Kison Patel

Kison Patel is the visionary founder and CEO behind DealRoom, a platform focusing on streamlining the mergers and acquisitions (M&A) lifecycle for buyer-led transactions. The company has been honored in the Inc. 5000 list of the Fastest Growing Companies not once, but twice. Apart from this, he founded M&A Science, a global network offering educational courses, hosting events, and producing the award-winning M&A Science podcast with 2 million-plus downloads. 

In this interview, he shares real-world insights from the top M&A professionals to help practitioners redesign their deal-making approaches. Kison is also the author of ‘Agile M&A: Proven Techniques to Close Deals Faster and Maximise Value’, an all-in-one guidebook for modern tech-driven and flexible M&A approaches. Kison is determined to change M&A practices so that he can further harness their potential through modern tools and educational resources to help teams improve efficiency and achieve more value.

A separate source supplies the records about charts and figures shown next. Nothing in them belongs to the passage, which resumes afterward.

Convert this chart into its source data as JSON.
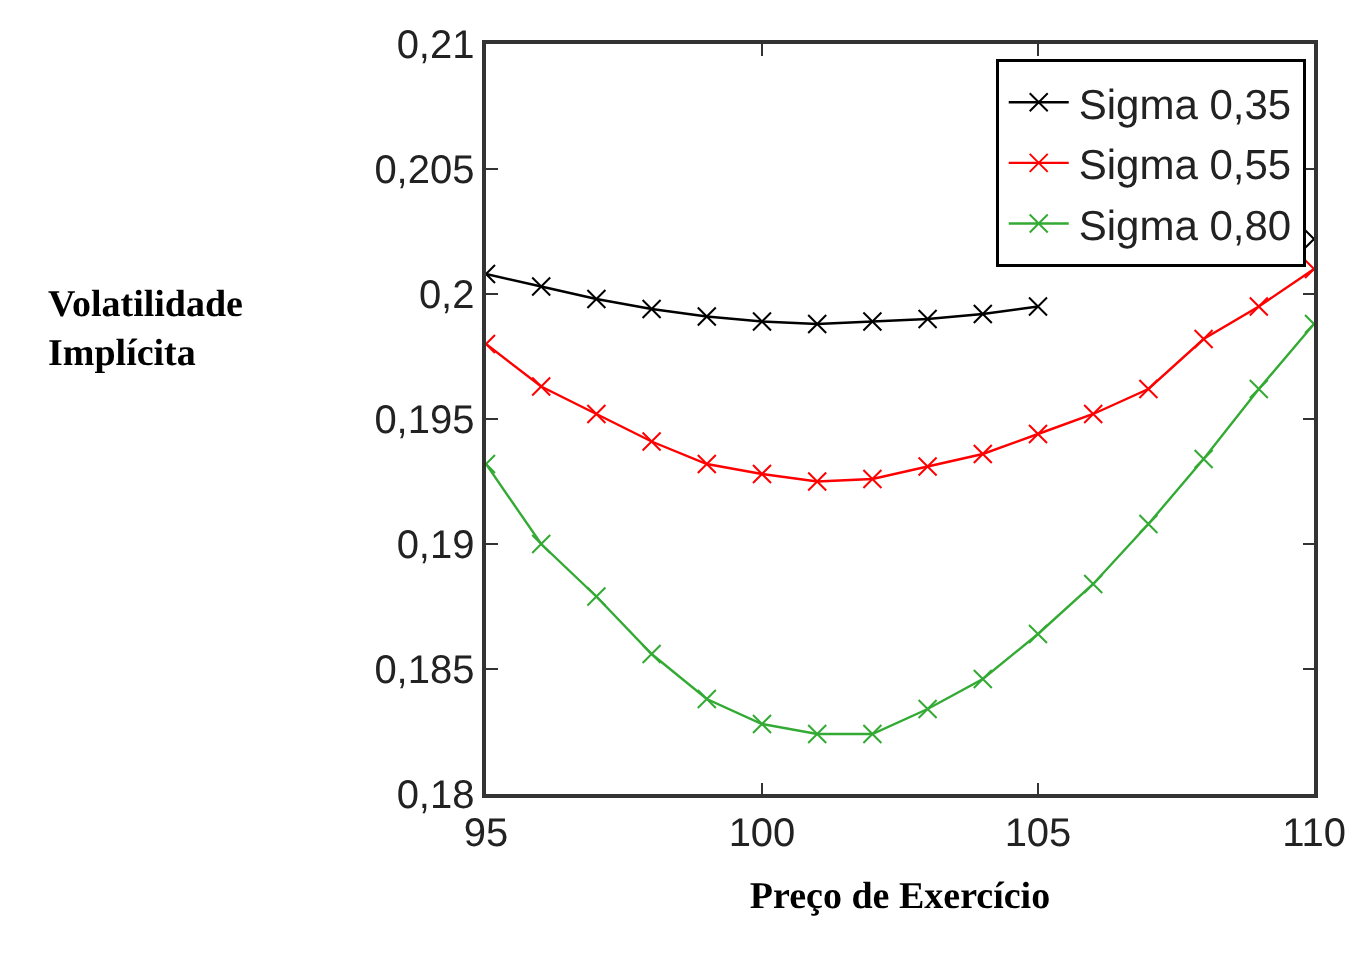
{
  "chart_data": {
    "type": "line",
    "xlabel": "Preço de Exercício",
    "ylabel": "Volatilidade Implícita",
    "x": [
      95,
      96,
      97,
      98,
      99,
      100,
      101,
      102,
      103,
      104,
      105,
      106,
      107,
      108,
      109,
      110
    ],
    "series": [
      {
        "name": "Sigma 0,35",
        "color": "#000000",
        "values": [
          0.2008,
          0.2003,
          0.1998,
          0.1994,
          0.1991,
          0.1989,
          0.1988,
          0.1989,
          0.199,
          0.1992,
          0.1995,
          null,
          null,
          null,
          null,
          0.2022
        ]
      },
      {
        "name": "Sigma 0,55",
        "color": "#ff0000",
        "values": [
          0.198,
          0.1963,
          0.1952,
          0.1941,
          0.1932,
          0.1928,
          0.1925,
          0.1926,
          0.1931,
          0.1936,
          0.1944,
          0.1952,
          0.1962,
          0.1982,
          0.1995,
          0.201
        ]
      },
      {
        "name": "Sigma 0,80",
        "color": "#33aa33",
        "values": [
          0.1932,
          0.19,
          0.1879,
          0.1856,
          0.1838,
          0.1828,
          0.1824,
          0.1824,
          0.1834,
          0.1846,
          0.1864,
          0.1884,
          0.1908,
          0.1934,
          0.1962,
          0.1988
        ]
      }
    ],
    "xlim": [
      95,
      110
    ],
    "xticks": [
      95,
      100,
      105,
      110
    ],
    "ylim": [
      0.18,
      0.21
    ],
    "yticks": [
      {
        "value": 0.18,
        "label": "0,18"
      },
      {
        "value": 0.185,
        "label": "0,185"
      },
      {
        "value": 0.19,
        "label": "0,19"
      },
      {
        "value": 0.195,
        "label": "0,195"
      },
      {
        "value": 0.2,
        "label": "0,2"
      },
      {
        "value": 0.205,
        "label": "0,205"
      },
      {
        "value": 0.21,
        "label": "0,21"
      }
    ],
    "grid": false,
    "legend": "top right",
    "marker": "cross",
    "line_style": "solid"
  }
}
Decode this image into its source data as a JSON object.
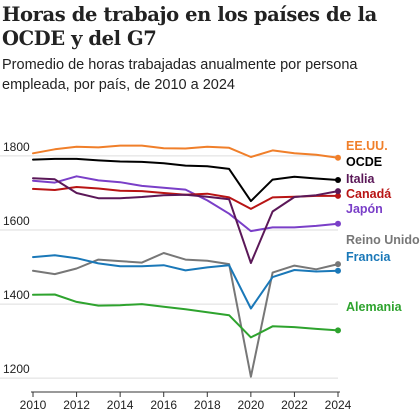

Kison Patel’s Journey to Become an Expert in M&A

Almost a decade later, the journey to expertise in mergers and acquisitions began from a startup advisory firm, gaining practical deal experience. Thereafter, he established an independent M&A practice, which only lasted for close to ten years in advising the buy-side and the sell-side transactions. With the onset of the recession of 2008, the focus shifted to distressed deals, which provided a greater understanding of the management of complex transactions. Dissatisfaction with inefficiencies and antiquated methods started to grow over the years, culminating in the inspiration of DealRoom in 2012, a platform meant to transform how deals are managed from conception to completion.

There is a significant advance in document analysis, summarization, and integration planning due to artificial intelligence. Platforms like DealRoom enhance these processes with data organization, integration, and earlier due diligence. Its core advantage is organising and centralising deal data, essential during the initial stages of negotiation. M&A processes often require years of groundwork to solidify relationships or wait until the opportune moment. An opportune moment may include sellers thinking of retirement or private equity investors formulating their exit plan. 

Another big trend is increasing focus on tool connectivity through integrating third-party data sources, customer relationship management systems, and other mixturing tools to support decision-making. For example, information about who sits on a company board or when its private equity firm sold might allow buyers to hone in on their targets more effectively. In addition, increasingly, companies are using M&A to spur innovation and stay competitive, depending on interest rates and the changing regulatory environment. 

Hindrances in Executing Successful M&A in the Tech Sector 

Integration is still the most critical challenge in mergers and acquisitions (M&A). The priority had previously been risk mitigation through extensive due diligence. Maximising value through integrating good and proper is more challenging. Common culprits to fostering success in technology transactions can include organizational culture alignment, technology infrastructure integration, and achieving synergy targets. The industry is now gradually moving toward a more structured, buy-side approach that anticipates success from day one instead of seeing it as an afterthought. 

It has become evident that there is a transition in M&A from being very transaction-driven to being driven by the buyer. According to this view, the need is no longer for signing off a deal; much more is focused on how to make it work. Technology firms are at the fore now because, by nature, they will tend to adopt those tools and approaches they see as an opportunity for more efficiency: proactive integration planning, underpinned by AI. Thus, they’re realizing the importance of identifying synergies and working through operational overlaps long before a deal closes. 

Then, of course, there are the economic factors: interest rates and regulation. As the scrutiny of mergers and acquisitions in the tech industry appears to be lower, it is expected that large enterprises will increasingly depend on acquisitions as a mechanism for fostering growth and innovation. For many of them, it is considerably faster than developing the capability in-house.